There's no doubting the popular impetus for this but let's not pretend this is anything other than a military coup. The millions of Egyptians cheering the military's action don't change that. There's a difference between something that is popular and something that is democratic. And democratic change doesn't occur pre-emptively with the help of tanks.

It's important to be clear on this point because for decades the great fear of Middle Eastern democracy has been that it would deliver an Islamist government that would then proceed to dismantle that very same democracy. "One man, one vote, one time," goes the saying. But the rich irony is that so much of the region's recent history points in the opposite direction, where a secular military has attempted (sometimes successfully) to subvert Islamist democracy. Think Turkey. Or Algeria. Now, Egypt.

The problem with this line of thinking has always been that it plays to Islamism's strongest, and most dangerous, suit. It deprives Islamists of all democratic hope and positions them as liberators against an authoritarian regime. Islamist politics always works best in opposition, when it can talk the language of resistance and not be held to the test of delivering on its ideals.

Egypt's Muslim Brotherhood can now talk that language once more. Its take-home message now seems to be that the entire system of democratic governance is stacked against it. Even when it wins, it loses. As the Algerian experience shows, that is hugely dangerous. In that case, the military dissolved parliament and annulled elections once the Islamist party looked set to win. The result was a decade-long Islamist insurgency that took about 150,000 lives.
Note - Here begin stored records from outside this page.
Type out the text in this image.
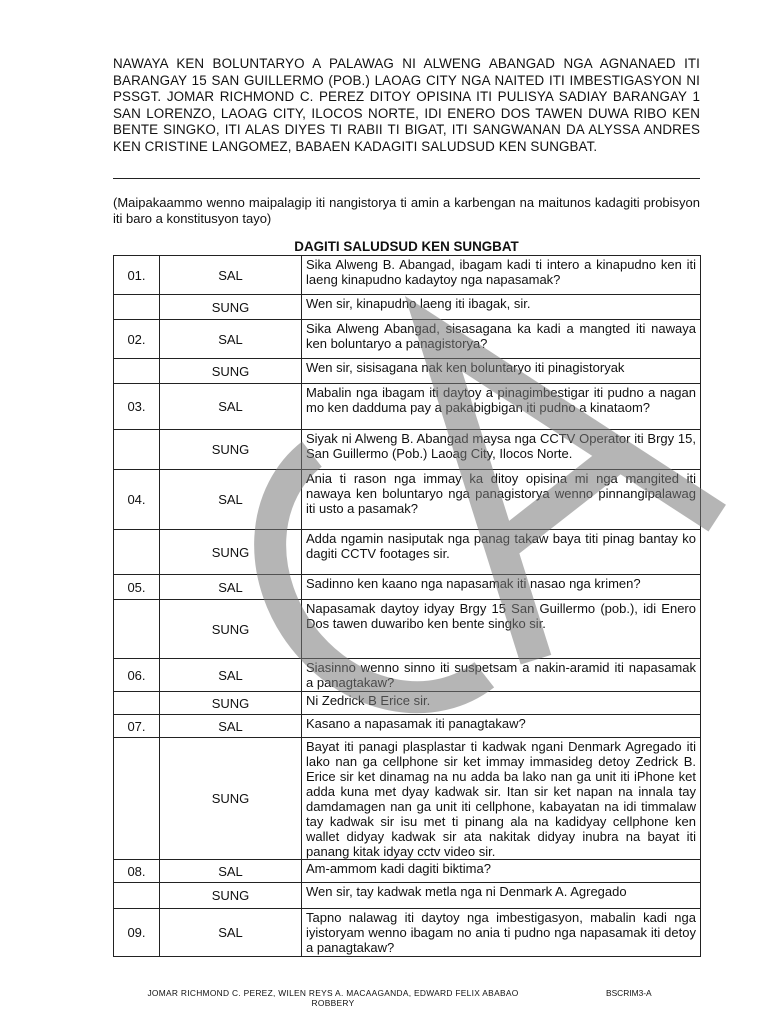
NAWAYA KEN BOLUNTARYO A PALAWAG NI ALWENG ABANGAD NGA AGNANAED ITI BARANGAY 15 SAN GUILLERMO (POB.) LAOAG CITY NGA NAITED ITI IMBESTIGASYON NI PSSGT. JOMAR RICHMOND C. PEREZ DITOY OPISINA ITI PULISYA SADIAY BARANGAY 1 SAN LORENZO, LAOAG CITY, ILOCOS NORTE, IDI ENERO DOS TAWEN DUWA RIBO KEN BENTE SINGKO, ITI ALAS DIYES TI RABII TI BIGAT, ITI SANGWANAN DA ALYSSA ANDRES KEN CRISTINE LANGOMEZ, BABAEN KADAGITI SALUDSUD KEN SUNGBAT.
(Maipakaammo wenno maipalagip iti nangistorya ti amin a karbengan na maitunos kadagiti probisyon iti baro a konstitusyon tayo)
DAGITI SALUDSUD KEN SUNGBAT
01.	SAL	Sika Alweng B. Abangad, ibagam kadi ti intero a kinapudno ken iti laeng kinapudno kadaytoy nga napasamak?
	SUNG	Wen sir, kinapudno laeng iti ibagak, sir.
02.	SAL	Sika Alweng Abangad, sisasagana ka kadi a mangted iti nawaya ken boluntaryo a panagistorya?
	SUNG	Wen sir, sisisagana nak ken boluntaryo iti pinagistoryak
03.	SAL	Mabalin nga ibagam iti daytoy a pinagimbestigar iti pudno a nagan mo ken dadduma pay a pakabigbigan iti pudno a kinataom?
	SUNG	Siyak ni Alweng B. Abangad maysa nga CCTV Operator iti Brgy 15, San Guillermo (Pob.) Laoag City, Ilocos Norte.
04.	SAL	Ania ti rason nga immay ka ditoy opisina mi nga mangited iti nawaya ken boluntaryo nga panagistorya wenno pinnangipalawag iti usto a pasamak?
	SUNG	Adda ngamin nasiputak nga panag takaw baya titi pinag bantay ko dagiti CCTV footages sir.
05.	SAL	Sadinno ken kaano nga napasamak iti nasao nga krimen?
	SUNG	Napasamak daytoy idyay Brgy 15 San Guillermo (pob.), idi Enero Dos tawen duwaribo ken bente singko sir.
06.	SAL	Siasinno wenno sinno iti suspetsam a nakin-aramid iti napasamak a panagtakaw?
	SUNG	Ni Zedrick B Erice sir.
07.	SAL	Kasano a napasamak iti panagtakaw?
	SUNG	Bayat iti panagi plasplastar ti kadwak ngani Denmark Agregado iti lako nan ga cellphone sir ket immay immasideg detoy Zedrick B. Erice sir ket dinamag na nu adda ba lako nan ga unit iti iPhone ket adda kuna met dyay kadwak sir. Itan sir ket napan na innala tay damdamagen nan ga unit iti cellphone, kabayatan na idi timmalaw tay kadwak sir isu met ti pinang ala na kadidyay cellphone ken wallet didyay kadwak sir ata nakitak didyay inubra na bayat iti panang kitak idyay cctv video sir.
08.	SAL	Am-ammom kadi dagiti biktima?
	SUNG	Wen sir, tay kadwak metla nga ni Denmark A. Agregado
09.	SAL	Tapno nalawag iti daytoy nga imbestigasyon, mabalin kadi nga iyistoryam wenno ibagam no ania ti pudno nga napasamak iti detoy a panagtakaw?
JOMAR RICHMOND C. PEREZ, WILEN REYS A. MACAAGANDA, EDWARD FELIX ABABAO
ROBBERY
BSCRIM3-A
Now consider the Brotherhood's next move. Already it has decried "the repressive practices of the police state" and declared it will "refuse to participate in any action with power usurpers". It can't see its way to being involved in the political transition because it rejects the very fact of its existence. Maybe it will change its mind but what if it doesn't? Does anyone seriously expect it will give up on its pursuit of power after more than 80 years of trying and only one year of authority? More likely it will continue its involvement in politics by other, less democratic or conventional means.

The fall of Hosni Mubarak was such a monumental moment in the region's history because it sent two colossal messages. First, that autocrats could be removed by the mobilisation of ordinary people without resorting to the revolutionary violence Islamist movements often declared necessary. Second, that if Islamists wanted political influence, they could have it by buying into the democratic process. In a stroke it seemed militant Islamism had run its course, having achieved no revolutionary change in its decades of carnage and having been left behind by the democratic impulse of the masses.

As much could be seen in al-Qaeda's limp reaction to the uprisings. It was compelled to celebrate the fall of these dictators but could claim none of the credit. But in the past week, both these messages have been undermined.

It's not true to say Egypt is simply back where it started two years ago. With what looks suspiciously like the military firing on a crowd of Islamist protesters in prayer, and with the Brotherhood leadership arrested, the truth is the country has now gone backwards. Then it was at least unified by a dream. Now it is hopelessly divided, apparently without even the most basic agreement that its differences will be resolved periodically at elections. Mursi made some enormous mistakes. Perhaps his first was to nominate for president in the first place when the Brotherhood promised it would not field a candidate.

Once in power, he promised an economic recovery that was never going to happen. He issued, then retracted, a decree that made his executive decisions above the scrutiny of the courts and shoved through a constitution (via a hasty referendum) with an unnecessarily partisan flavour.

This immediately alienated those sectors of society not sympathetic to his cause, guaranteeing a political environment of perpetual suspicion and protest. And that's to say nothing of the violence against religious minorities that occurred on his watch.

But he should have been allowed to crash at an election. He might then have ended up a symbol of the Brotherhood's political failure. Now, to many, he'll be a symbol of democratic failure, with all that entails. In the meantime, the depth of Egyptian division means those who called for Mursi's head will eventually start calling for each other's, while the depth of its economic disaster (which was hardly Mursi's making) means no new president will be its saviour. If so, we'll be left to ask precisely what has been gained by all this. What will be much clearer, though, is what has been sacrificed.